Thaddeus Stevens Hutson was born on June 22, 1867 in Delaware county, Indiana (Gardner, 337). The biggest influence on Hutson’s preaching was Daniel Sommer. Hutson attended the first Bible reading that Sommer held in Indianapolis around 1895. He said, “I then learned much about how to read and teach the Bible.” (Hutson, “Field Reports,” 11). Hutson continued his Bible learning from Sommer as he was on the staff of Sommer’s Octagraphic Review for 19 years. After falling out with Sommer over the Bible college issue he became a regular writer for the Christian Leader. Later in life he also wrote for the Bible Banner of Foy E. Wallace Jr.
Hutson held protracted meetings in 19 states as well as several meetings in Canada. He also held debates in seven states. In his debates Hutson earned a reputation for being “severe.” Hutson did not believe that the Spirit of Christ excluded debating and confrontational preaching. He declared:
. . . what becomes of this shilly-shally, namby-
pamby, milk-and-water, sugar-and-cream kind of preaching that is afraid to say devil or hell in the pulpit; that avoids the unpleasant duty of exposing sin, both in
theory and practice, lest some would boycott him or
withhold their support, or cry out, “He ought to show
the Spirit of Christ”? (Hutson, “Considerations,” 6.)

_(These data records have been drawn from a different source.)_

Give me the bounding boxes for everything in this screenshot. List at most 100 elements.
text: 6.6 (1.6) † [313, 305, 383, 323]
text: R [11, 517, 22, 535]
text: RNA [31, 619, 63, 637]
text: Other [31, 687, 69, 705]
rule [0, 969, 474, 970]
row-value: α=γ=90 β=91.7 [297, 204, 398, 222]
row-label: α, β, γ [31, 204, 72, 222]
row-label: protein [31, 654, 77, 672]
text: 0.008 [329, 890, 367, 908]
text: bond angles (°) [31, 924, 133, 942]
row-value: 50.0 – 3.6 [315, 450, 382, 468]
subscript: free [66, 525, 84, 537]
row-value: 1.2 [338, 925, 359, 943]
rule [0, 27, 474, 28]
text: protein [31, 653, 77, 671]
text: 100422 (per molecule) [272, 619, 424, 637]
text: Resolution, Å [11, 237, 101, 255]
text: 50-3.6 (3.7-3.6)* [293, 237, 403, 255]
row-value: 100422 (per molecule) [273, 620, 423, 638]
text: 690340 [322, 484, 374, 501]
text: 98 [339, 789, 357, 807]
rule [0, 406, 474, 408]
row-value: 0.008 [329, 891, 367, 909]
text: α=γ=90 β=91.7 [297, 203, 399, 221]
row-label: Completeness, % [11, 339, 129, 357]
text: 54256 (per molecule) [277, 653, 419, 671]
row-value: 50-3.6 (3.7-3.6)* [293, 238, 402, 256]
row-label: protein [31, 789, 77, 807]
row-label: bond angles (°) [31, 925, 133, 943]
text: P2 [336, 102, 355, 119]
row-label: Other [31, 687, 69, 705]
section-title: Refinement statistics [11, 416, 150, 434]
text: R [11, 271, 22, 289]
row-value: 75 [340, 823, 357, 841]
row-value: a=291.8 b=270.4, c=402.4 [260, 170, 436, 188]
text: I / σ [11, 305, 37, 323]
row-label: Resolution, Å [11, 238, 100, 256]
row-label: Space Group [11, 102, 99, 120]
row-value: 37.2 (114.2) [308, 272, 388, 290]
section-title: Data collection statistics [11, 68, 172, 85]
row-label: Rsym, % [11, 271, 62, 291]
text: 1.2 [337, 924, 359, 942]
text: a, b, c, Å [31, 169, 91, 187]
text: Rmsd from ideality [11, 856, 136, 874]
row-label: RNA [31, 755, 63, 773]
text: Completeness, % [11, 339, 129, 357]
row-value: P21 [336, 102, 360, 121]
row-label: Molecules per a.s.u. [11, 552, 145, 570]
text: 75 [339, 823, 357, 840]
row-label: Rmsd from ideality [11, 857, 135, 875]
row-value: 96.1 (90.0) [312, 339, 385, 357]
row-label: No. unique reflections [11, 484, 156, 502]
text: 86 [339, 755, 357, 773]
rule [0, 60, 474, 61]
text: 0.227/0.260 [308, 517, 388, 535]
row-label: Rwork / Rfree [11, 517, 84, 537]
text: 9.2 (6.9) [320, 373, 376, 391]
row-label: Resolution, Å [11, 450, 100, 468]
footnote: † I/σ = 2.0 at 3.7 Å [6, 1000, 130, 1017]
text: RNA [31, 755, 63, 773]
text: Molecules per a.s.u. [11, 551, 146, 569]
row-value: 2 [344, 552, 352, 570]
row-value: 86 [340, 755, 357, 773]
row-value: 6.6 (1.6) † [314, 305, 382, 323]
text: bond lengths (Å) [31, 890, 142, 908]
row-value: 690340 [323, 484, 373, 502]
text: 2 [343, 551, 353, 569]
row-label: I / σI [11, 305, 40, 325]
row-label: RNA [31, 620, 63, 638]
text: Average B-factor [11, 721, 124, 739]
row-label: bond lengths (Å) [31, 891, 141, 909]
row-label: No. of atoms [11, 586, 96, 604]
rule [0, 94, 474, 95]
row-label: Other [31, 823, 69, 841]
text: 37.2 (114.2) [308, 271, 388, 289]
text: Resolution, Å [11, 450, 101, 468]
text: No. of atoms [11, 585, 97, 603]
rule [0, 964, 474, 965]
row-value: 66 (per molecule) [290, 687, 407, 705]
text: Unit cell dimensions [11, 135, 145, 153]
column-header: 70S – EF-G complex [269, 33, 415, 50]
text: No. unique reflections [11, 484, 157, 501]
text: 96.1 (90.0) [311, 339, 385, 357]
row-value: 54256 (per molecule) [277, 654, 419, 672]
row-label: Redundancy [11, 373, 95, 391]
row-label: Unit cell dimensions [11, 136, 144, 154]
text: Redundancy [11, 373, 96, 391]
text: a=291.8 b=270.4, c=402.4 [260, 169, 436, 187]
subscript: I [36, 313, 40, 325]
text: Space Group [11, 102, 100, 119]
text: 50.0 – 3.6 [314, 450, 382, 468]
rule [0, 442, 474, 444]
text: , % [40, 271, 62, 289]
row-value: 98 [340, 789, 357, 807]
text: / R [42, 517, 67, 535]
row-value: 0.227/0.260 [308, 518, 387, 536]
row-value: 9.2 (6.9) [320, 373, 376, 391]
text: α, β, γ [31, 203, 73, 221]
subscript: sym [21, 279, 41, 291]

He expressed his belief that calls for such “sentimentalism” was so that people could be left alone in their sins. He went on to say that the preacher’s purpose was not to offend, but “let his purpose be to preach the unvarnished truth, both affirmatively and negatively, even if it does offend.”

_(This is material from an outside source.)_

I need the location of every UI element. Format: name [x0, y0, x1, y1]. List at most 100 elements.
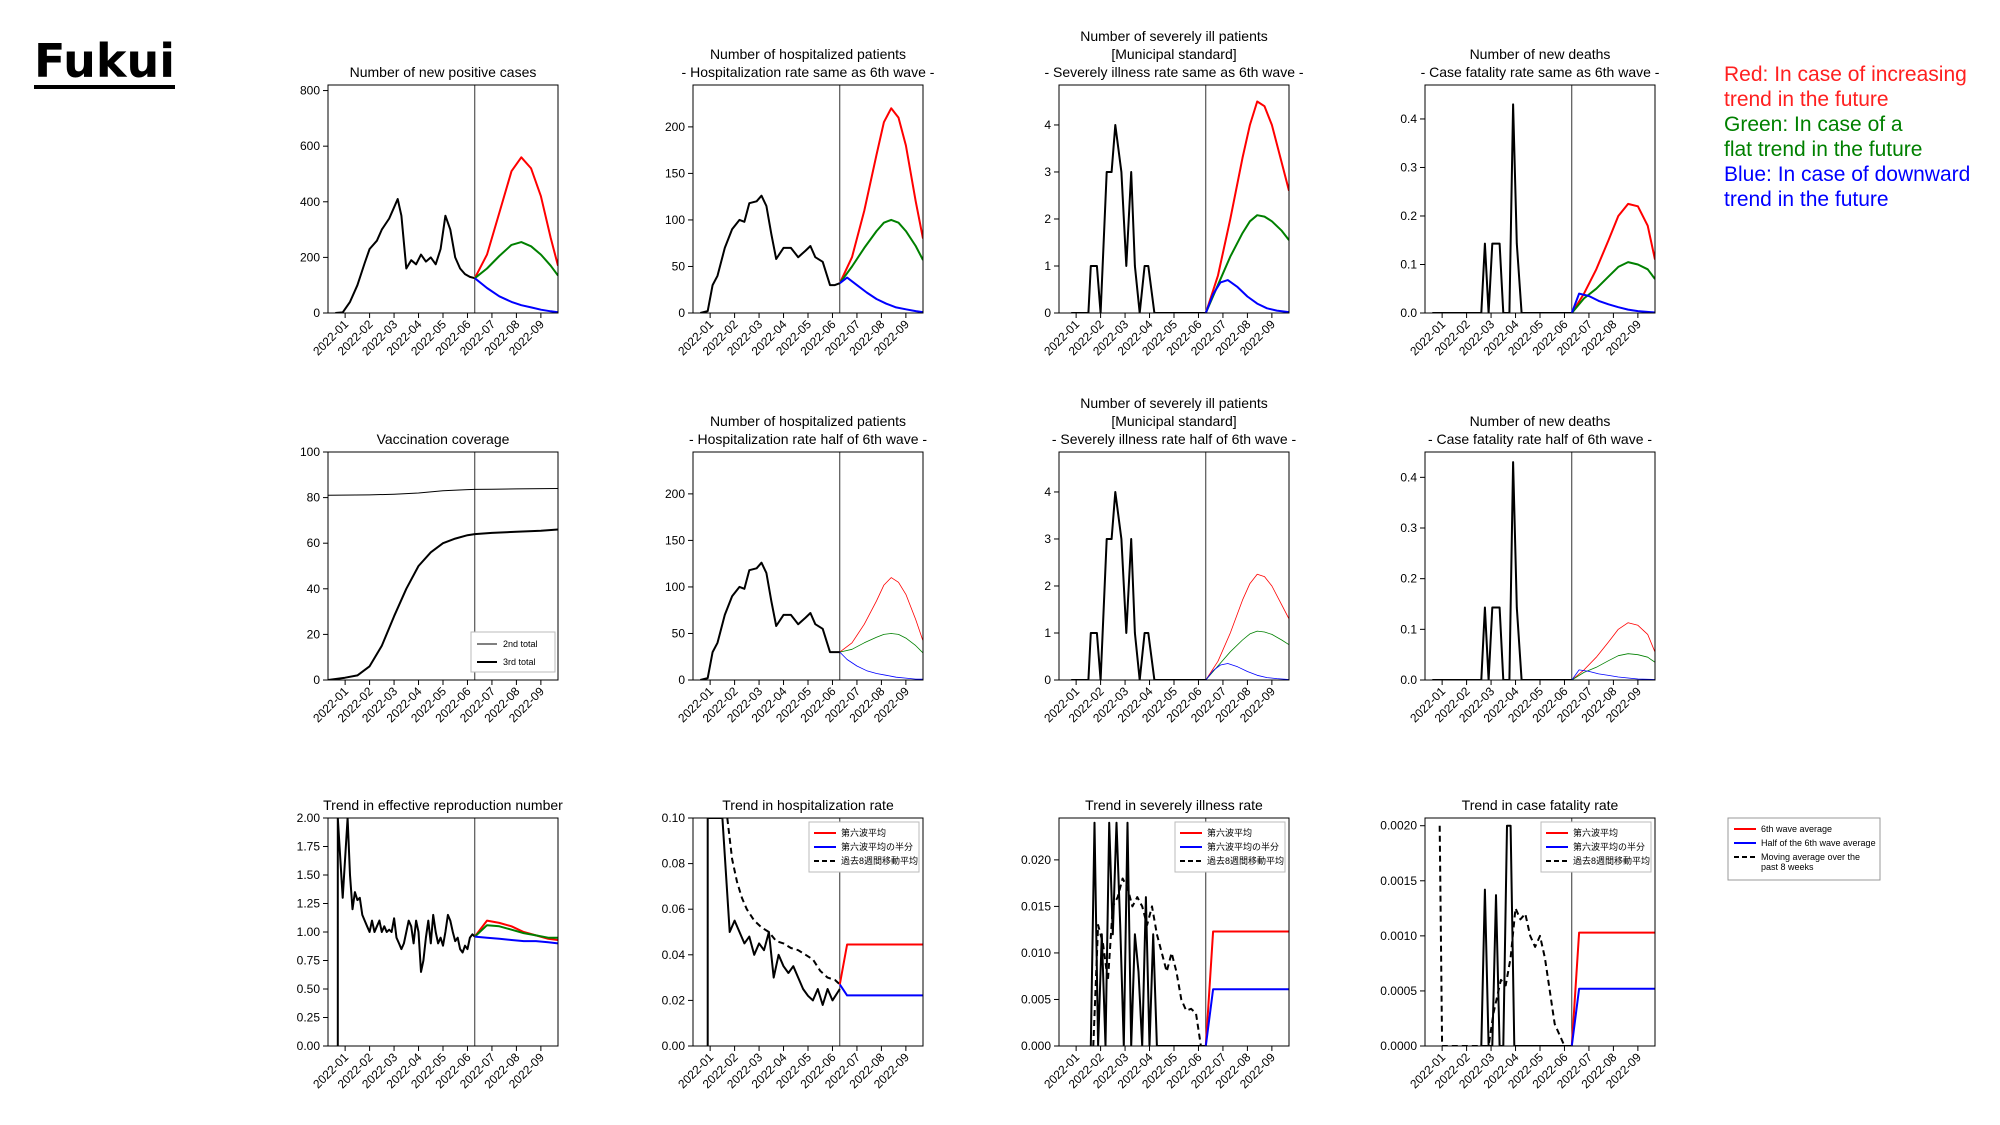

Despite this hard-nosed reputation, Hutson had a sentimental side as revealed in his life long passion for poetry. His poems were doctrinal as well as humourous and sentimental and often appeared in the Christian Leader under his column titled, “Considerations.” His poems were collected in two books, Poetic Considerations, published in 1915 by Fred Rowe and Variety Rhymes, privately published in 1939.

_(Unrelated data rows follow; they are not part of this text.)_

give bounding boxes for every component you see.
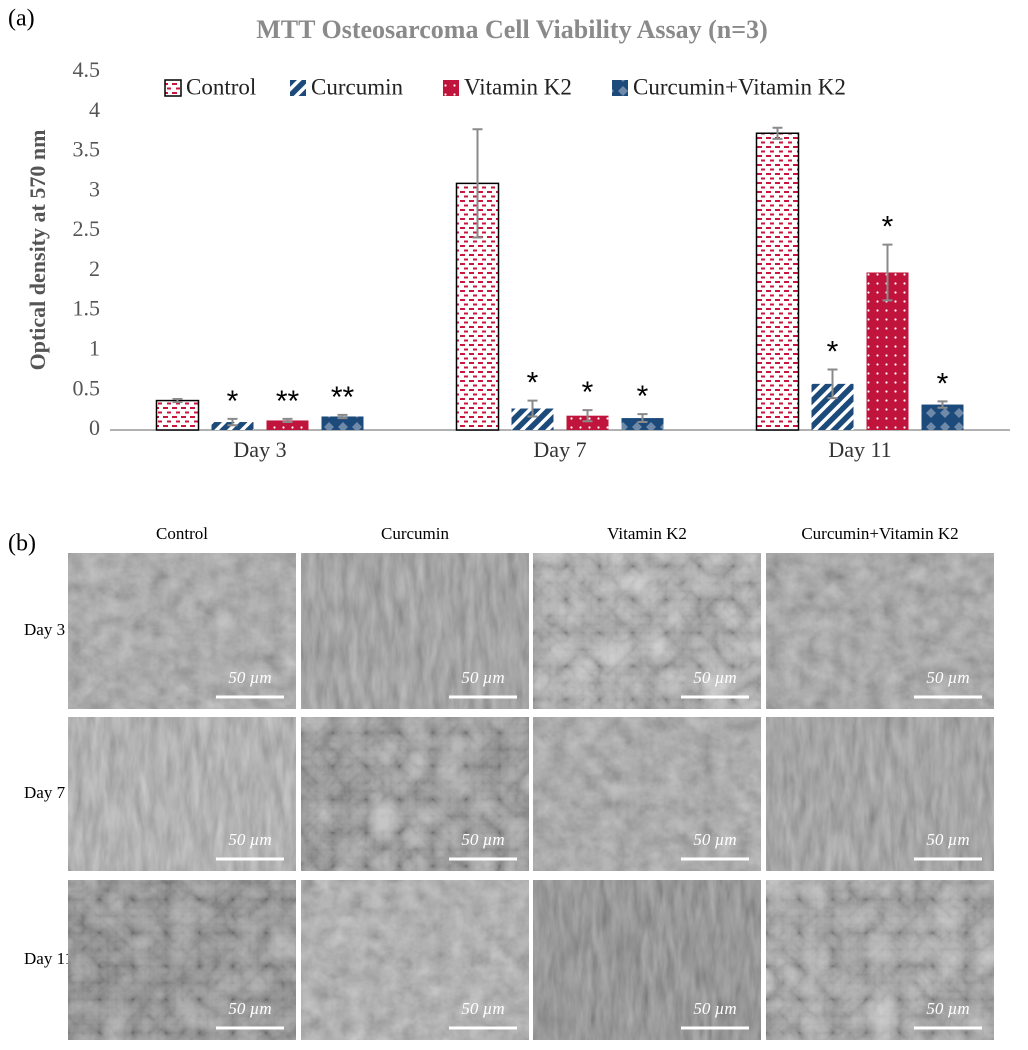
legend-label: Curcumin <box>311 74 403 99</box>
sem-image <box>68 880 296 1040</box>
bar <box>321 416 364 430</box>
y-tick-label: 4.5 <box>73 57 101 82</box>
legend-label: Vitamin K2 <box>464 74 572 99</box>
panel-label: (a) <box>8 6 35 32</box>
scale-bar-label: 50 µm <box>926 999 969 1018</box>
legend-swatch <box>612 80 628 96</box>
row-header: Day 3 <box>24 620 65 639</box>
error-bar <box>937 400 948 409</box>
legend-label: Curcumin+Vitamin K2 <box>633 74 846 99</box>
error-bar <box>527 399 538 418</box>
bar <box>566 415 609 430</box>
scale-bar-label: 50 µm <box>693 830 736 849</box>
sem-image <box>533 717 761 871</box>
error-bar <box>582 409 593 423</box>
sem-image <box>68 553 296 709</box>
scale-bar-label: 50 µm <box>461 668 504 687</box>
scale-bar-label: 50 µm <box>461 999 504 1018</box>
panel-label: (b) <box>8 531 36 557</box>
scale-bar-label: 50 µm <box>228 668 271 687</box>
legend-swatch <box>290 80 306 96</box>
legend-swatch <box>443 80 459 96</box>
sem-image <box>766 717 994 871</box>
error-bar <box>882 243 893 302</box>
scale-bar-label: 50 µm <box>228 830 271 849</box>
significance-mark: * <box>227 385 239 418</box>
significance-mark: ** <box>331 381 355 414</box>
y-axis-label: Optical density at 570 nm <box>25 130 50 371</box>
legend-label: Control <box>186 74 256 99</box>
bar <box>755 132 800 431</box>
chart-title: MTT Osteosarcoma Cell Viability Assay (n… <box>256 15 767 44</box>
legend-swatch <box>164 79 182 97</box>
scale-bar-label: 50 µm <box>693 668 736 687</box>
x-tick-label: Day 7 <box>533 437 586 462</box>
significance-mark: * <box>637 380 649 413</box>
significance-mark: * <box>582 376 594 409</box>
error-bar <box>172 397 183 404</box>
bar <box>511 408 554 430</box>
y-tick-label: 3 <box>89 176 100 201</box>
bar <box>921 404 964 430</box>
sem-image <box>68 717 296 871</box>
sem-image <box>533 553 761 709</box>
y-tick-label: 2 <box>89 256 100 281</box>
significance-mark: * <box>882 211 894 244</box>
row-header: Day 7 <box>24 783 66 802</box>
column-header: Curcumin+Vitamin K2 <box>801 524 958 543</box>
scale-bar-label: 50 µm <box>926 668 969 687</box>
scale-bar-label: 50 µm <box>461 830 504 849</box>
column-header: Vitamin K2 <box>607 524 687 543</box>
scale-bar-label: 50 µm <box>228 999 271 1018</box>
column-header: Control <box>156 524 208 543</box>
sem-image <box>766 553 994 709</box>
error-bar <box>472 128 483 239</box>
scale-bar-label: 50 µm <box>926 830 969 849</box>
y-tick-label: 0.5 <box>73 375 101 400</box>
error-bar <box>772 126 783 140</box>
error-bar <box>282 417 293 424</box>
sem-image <box>301 717 529 871</box>
sem-image <box>533 880 761 1040</box>
y-tick-label: 4 <box>89 97 100 122</box>
y-tick-label: 1 <box>89 335 100 360</box>
x-tick-label: Day 3 <box>233 437 286 462</box>
y-tick-label: 1.5 <box>73 296 101 321</box>
bar <box>621 418 664 430</box>
sem-image <box>766 880 994 1040</box>
error-bar <box>827 368 838 400</box>
row-header: Day 11 <box>24 949 73 968</box>
sem-image <box>301 880 529 1040</box>
sem-image <box>301 553 529 709</box>
error-bar <box>227 417 238 427</box>
y-tick-label: 2.5 <box>73 216 101 241</box>
bar <box>155 399 200 431</box>
error-bar <box>337 413 348 420</box>
significance-mark: * <box>827 335 839 368</box>
x-tick-label: Day 11 <box>828 437 891 462</box>
significance-mark: * <box>937 367 949 400</box>
y-tick-label: 0 <box>89 415 100 440</box>
significance-mark: * <box>527 366 539 399</box>
y-tick-label: 3.5 <box>73 137 101 162</box>
scale-bar-label: 50 µm <box>693 999 736 1018</box>
bar <box>266 420 309 430</box>
column-header: Curcumin <box>381 524 449 543</box>
error-bar <box>637 413 648 424</box>
significance-mark: ** <box>276 385 300 418</box>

After his marriage to Dollie Stanley following the death of his first wife, Ona, Hutson made his home in Parkersburg, West Virginia. He served as a located preacher for the Lynn St. congregation from 1924-1930 (Hutson, “Farewell,” 7).
Hutson died at his home in Parkersburg, West Virginia on Sunday afternoon, July 23, 1944. C. D. Plum preached his funeral at Lynn St. Knowing that death was not long in coming for him, Hutson wrote his own obituary in advance. He concluded stating, “His labors on earth are over. He trusted in the mercy of God and fully acknowledged his need of mercy.” (Plum, 547).
Terry J. Gardner, “Thaddeus Stevens Hutson-Hoosier Poet 1867-1944,” Faith and Facts, October 2001: 337
Thad Hutson, “Field Reports,” Christian Leader (4-13-1937): 11.
___________. “Considerations,” Christian Leader (5-12-1925): 6.
___________. “Farewell Sermon,” Christian Leader (10-21-1930): 7.
C. D. Plum, “Thaddeus Stevens Hutson,” Gospel Advocate (8-17-1944): 547.